Cleide é dona de casa, esposa e mãe dedicada,
gosta de escrever e contar histórias do seu povo.
Dessas mulheres que crescem e
não perdem o encanto de ser menina.
Menina peralta, travessa, daquelas que gostam de poetizar
embaixo de pés de cajueiros ou no meio do milharal.

 

Cleide Paiva é uma mulher-menina tímida e que mora no meio do nada, ou melhor, no meio do mato, onde a gente respira o cheiro das folhas do baobá e o se encanta com o canto do sabiá no terreiro de casa. Cleide é dona de casa, esposa e mãe dedicada, gosta de escrever e contar histórias do seu povo. Dessas mulheres que crescem e não perdem o encanto de ser menina. Menina peralta, travessa, daquelas que gostam de poetizar embaixo de pés de cajueiros ou no meio do milharal.

Eu conheci Cleide numa tarde de poesia cheia de verde e canto de passarinhos. A sua fala simples, seu jeito tímido, suas mãozinhas de princesa logo me encantaram.

Ela me disse que estava fazendo um muro para a sua casa. Mas, antes precisava fazer os tijolos. Aquelas mãozinhas que à noite pegam na caneta para escrever poesias também fazem tijolos e logo senti a poesia dos tijolos de Cleide ao ver seu muro de tijolos de barro vermelho. Em cada tijolo, pode-se ler uma poesia, uma história de luta, uma batalha, um desejo de vencer.

Há pessoas que escrevem em computadores, Cleide escreve num caderninho simples em cima de uma mesa de madeira com quatro cadeiras diante de um fogão a lenha.

As panelas, os pratos, os talheres, as paredes da sua casa tudo tem poesia. Até no silêncio dos filhos e do marido a gente encontra poesia com aqueles sorrisos de gente do mato que sabe lidar com bichos de todas as espécies.

Cleide cria gatos, muitos gatos, diversos gatos, gatos de montões… gatos de todas as cores e tamanhos. Segue abaixo três textos que selecionei de Cleide para vocês apreciarem a sua escrita simples e cheia de poesia. Boa leitura!

 

A gatinha abandonada
Cleide Paiva

Um certo dia, uma gatinha foi abandonada pela a sua mãe desnaturada, no meio da floresta. De tanto andar sem saber para onde ir acabou presa em um buraco. Ela era pequenina e indefesa, ainda estava aprendendo a andar. Era branquinha com pintas pretas. Linda!

De repente, um menino ouviu um miado que vinha de dentro do mato, muito curioso foi olhar. Chegando lá encontrou a gatinha miando presa em um buraco, tentou tirar, mas foi em vão. O buraco era profundo.

Desesperado, o menino correu em sua casa e avisou para a sua mãe. A família se reuniu e todos foram tentar salvar a gatinha.

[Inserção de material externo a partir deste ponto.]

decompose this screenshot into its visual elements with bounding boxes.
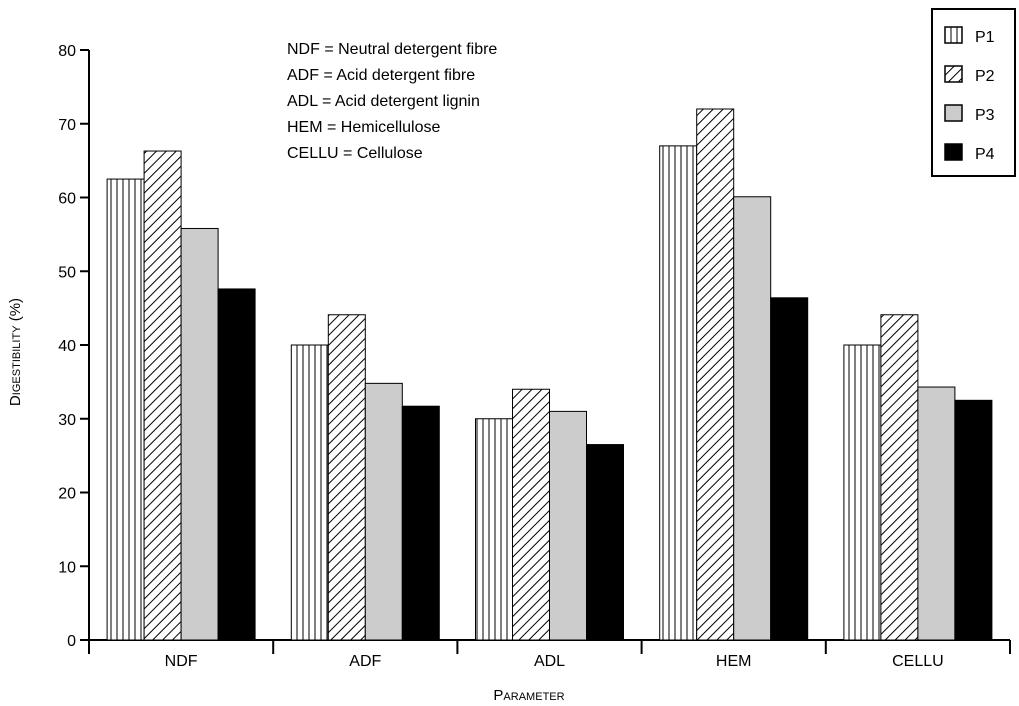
y-tick-label: 50 [58,264,76,281]
bar-p4-ndf [217,288,256,641]
bar-p1-adl [475,418,513,641]
bar-p4-adl [586,444,624,641]
legend-swatch-p4 [944,143,963,161]
bar-p2-adf [327,314,366,641]
bar-p4-adf [401,405,440,641]
y-tick-label: 20 [58,486,76,503]
annotation-line: HEM = Hemicellulose [287,119,440,136]
bar-p3-hem [733,196,772,641]
x-axis: NDF ADF ADL HEM CELLU [88,639,1011,670]
y-axis-title: DIGESTIBILITY (%) [7,298,24,406]
bar-p1-cellu [843,344,882,641]
legend-swatch-p3 [944,104,963,122]
y-tick-label: 60 [58,191,76,208]
legend-label-p2: P2 [975,68,995,85]
bar-p3-adf [364,382,403,641]
x-tick-label: NDF [165,653,198,670]
y-axis: 0 10 20 30 40 50 60 70 80 [58,43,90,650]
bar-p3-cellu [917,386,956,641]
x-tick-label: CELLU [892,653,944,670]
y-tick-label: 70 [58,117,76,134]
annotation-notes: NDF = Neutral detergent fibre ADF = Acid … [287,41,497,162]
y-tick-label: 40 [58,338,76,355]
bar-p4-hem [770,297,809,641]
x-axis-title: PARAMETER [493,687,564,704]
x-tick-label: HEM [716,653,752,670]
bars [106,108,993,641]
bar-p2-ndf [143,150,182,641]
legend-label-p1: P1 [975,29,995,46]
bar-p2-hem [696,108,735,641]
legend-label-p4: P4 [975,146,995,163]
bar-p3-adl [549,410,587,641]
legend-swatch-p1 [944,26,963,44]
bar-p1-ndf [106,178,145,641]
legend: P1 P2 P3 P4 [931,8,1016,177]
x-tick-label: ADF [349,653,381,670]
y-tick-label: 10 [58,559,76,576]
annotation-line: CELLU = Cellulose [287,145,423,162]
y-tick-label: 80 [58,43,76,60]
y-tick-label: 30 [58,412,76,429]
bar-p2-cellu [880,314,919,641]
legend-swatch-p2 [944,65,963,83]
legend-label-p3: P3 [975,107,995,124]
y-tick-label: 0 [67,633,76,650]
bar-p2-adl [512,388,550,641]
annotation-line: ADL = Acid detergent lignin [287,93,480,110]
bar-p1-adf [290,344,329,641]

Depois de muita luta conseguiram resgatá-la. A gatinha ganhou um lar e o nome de Belinha. Hoje ela vive feliz e rodeada de crianças.

 

O pintinho rejeitado
Cleide Paiva

Era uma vez um pintinho que vivia sozinho com a sua mamãe. Um dia a dona que o criava morreu. Então, deixou a pobre galinha sozinha com o seu pintinho. Veio a malvada raposa e comeu a galinha deixando assim o pintinho sozinho.

Uma mulher que morava perto pegou o pintinho para cuidar sem se dá conta que tinha uma menina peralta em casa.

Numa tarde ensolarada, a menina com ciúmes do pintinho, porque a mulher dava mais atenção para ele, pegou o pintinho e amarrou num pé de manga distante de casa e nunca mais o bichinho viu ninguém.

 

O bode e a menina travessa
Cleide Paiva

Era uma vez uma família que morava em um sítio e ali criava-se de tudo: pato, peru, guiné, galinha e bode.

O casal tinha uma filha muito travessa. A menina mexia em tudo, nada ficava quieto quando ela estava por perto.

Uma certa manhã, chegaram alguns vizinhos na casa da família e os pais da menina tiveram que dá atenção às visitas. A menina muito travessa aproveitando o descuido dos pais, saiu e foi brincar com o bode.

A menina chegando ao quintal pegou os chifres do bode e foi puxando. O bode se irritou com a menina e deu-lhe um empurrão na barriga. A pobre menina foi jogada distante. Caiu gritando e chorando. Quando os seus pais chegaram levantaram-na do chão.

E para evitar que a mesma cena se repetisse o pai resolveu vender o bode.